[RP TownTalk] [HOPE_in_Hyattsville] Roads for Transit -- Re: Anyone have any updates on the purple line

Melissa Avery m.avery at rocketmail.com
Tue Jan 25 14:14:40 UTC 2011


Greg -
forwareded this to Town Talk in riverdale Park




________________________________
From: Greg Smith <gpsmith at igc.org>
To: HOPE_in_Hyattsville at yahoogroups.com
Sent: Tue, January 25, 2011 8:36:05 AM
Subject: [HOPE_in_Hyattsville] Roads for Transit -- Re: Anyone have any updates 
on the purple line

  


Regarding the Purple Line and other rail transit projects v. highway 
projects like the Intercounty Connector....

Under federal law, the majority of federal highway dollars flowing to 
Maryland and other states are "highway dollars" in name only.

Every state has the right under federal law to flex significant percentages 
of its few federal highway dollars toward public transit investments, e.g. 
the Purple Line the DC area or the Red Line in Baltimore.

Maryland can flex a higher percentage of its federal highway dollars to 
public transit because the Washington and Baltimore regions have congested 
interstates and air quality that fails to meet health-based criteria for 
smog and fine particles.

In fact, Maryland can flex about 75 percent of its federal highway dollars 
toward public transit capital projects, e.g. the Purple Line in the DC area 
and/or the Red Line in Baltimore and/or rail out the I-270 corridor.

Even better, Maryland can attract a matching federal grant for new rail 
projects, also called New Start projects.

So $1 billion dollars in state transportation, or federal highway dollars 
flexed by a state to public transit, or some combination of the two, could 
attract $1 billion federal transit dollars in a matching grant for, say, 
the Purple Line.

So when Martin O'Malley decided to proceed with the ICC, and to waste $1 
billion in federal highway funding and another $445 million in state 
transportation dollars on that one 18-mile toll road, he essentially 
decided to blow what could have been nearly $3 billion for public transit.

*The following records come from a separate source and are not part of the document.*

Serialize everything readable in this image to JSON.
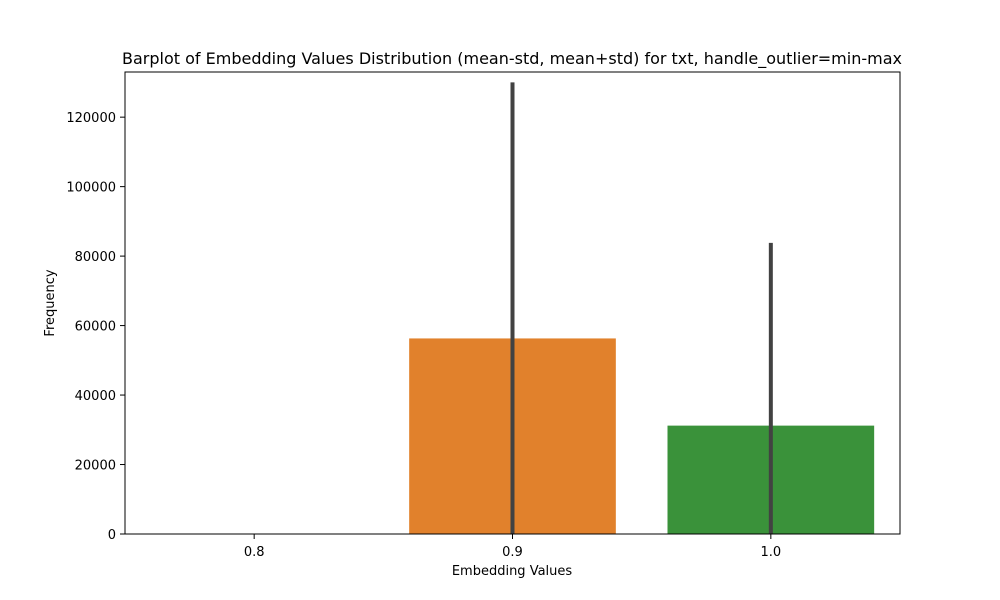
{
  "chart_data": {
    "type": "bar",
    "title": "Barplot of Embedding Values Distribution (mean-std, mean+std) for txt, handle_outlier=min-max",
    "xlabel": "Embedding Values",
    "ylabel": "Frequency",
    "categories": [
      "0.8",
      "0.9",
      "1.0"
    ],
    "values": [
      0,
      56300,
      31200
    ],
    "error_bars": [
      [
        0,
        0
      ],
      [
        0,
        130000
      ],
      [
        0,
        83800
      ]
    ],
    "colors": [
      "#3a75b0",
      "#e1812c",
      "#3a923a"
    ],
    "error_color": "#424242",
    "ylim": [
      0,
      133000
    ],
    "yticks": [
      0,
      20000,
      40000,
      60000,
      80000,
      100000,
      120000
    ],
    "grid": false,
    "legend": "none"
  }
}
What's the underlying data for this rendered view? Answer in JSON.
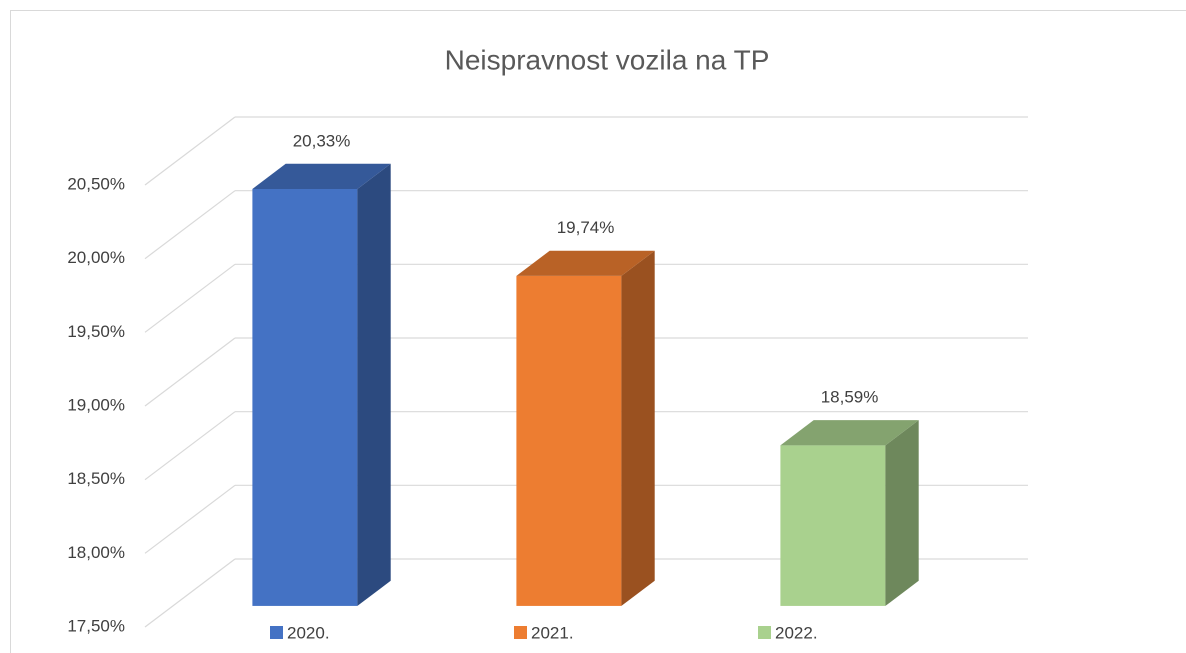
{
  "chart_data": {
    "type": "bar3d",
    "title": "Neispravnost vozila na TP",
    "series": [
      {
        "name": "2020.",
        "color": "#4472c4",
        "values": [
          20.33
        ],
        "value_labels": [
          "20,33%"
        ]
      },
      {
        "name": "2021.",
        "color": "#ed7d31",
        "values": [
          19.74
        ],
        "value_labels": [
          "19,74%"
        ]
      },
      {
        "name": "2022.",
        "color": "#a9d18e",
        "values": [
          18.59
        ],
        "value_labels": [
          "18,59%"
        ]
      }
    ],
    "ylim": [
      17.5,
      20.5
    ],
    "yticks": [
      {
        "value": 17.5,
        "label": "17,50%"
      },
      {
        "value": 18,
        "label": "18,00%"
      },
      {
        "value": 18.5,
        "label": "18,50%"
      },
      {
        "value": 19,
        "label": "19,00%"
      },
      {
        "value": 19.5,
        "label": "19,50%"
      },
      {
        "value": 20,
        "label": "20,00%"
      },
      {
        "value": 20.5,
        "label": "20,50%"
      }
    ],
    "grid": true,
    "legend": "bottom"
  }
}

And that's not the end of it. O'Malley also decided to issue $1.2 billion 
in additional debt for the ICC, on which the interest owed is likely to run 
about an additional $1.2 billion.

So the total price tag on the ICC, in nominal dollars, is about $4 
billion.... for a destructive toll road that every study shows will not 
relieve congestion.... while transit is not built or maintained, roads 
crumble, roads that unsafe for pedestrians remain unsafe for pedestrians, etc..

The major underwriters on the ICC bonds include the many of the same 
financial luminaries who brought us the derivative-fueled housing and debt 
bubble, including Goldman-Sachs.

That's what you call screwing Main Street to enrich Wall Street.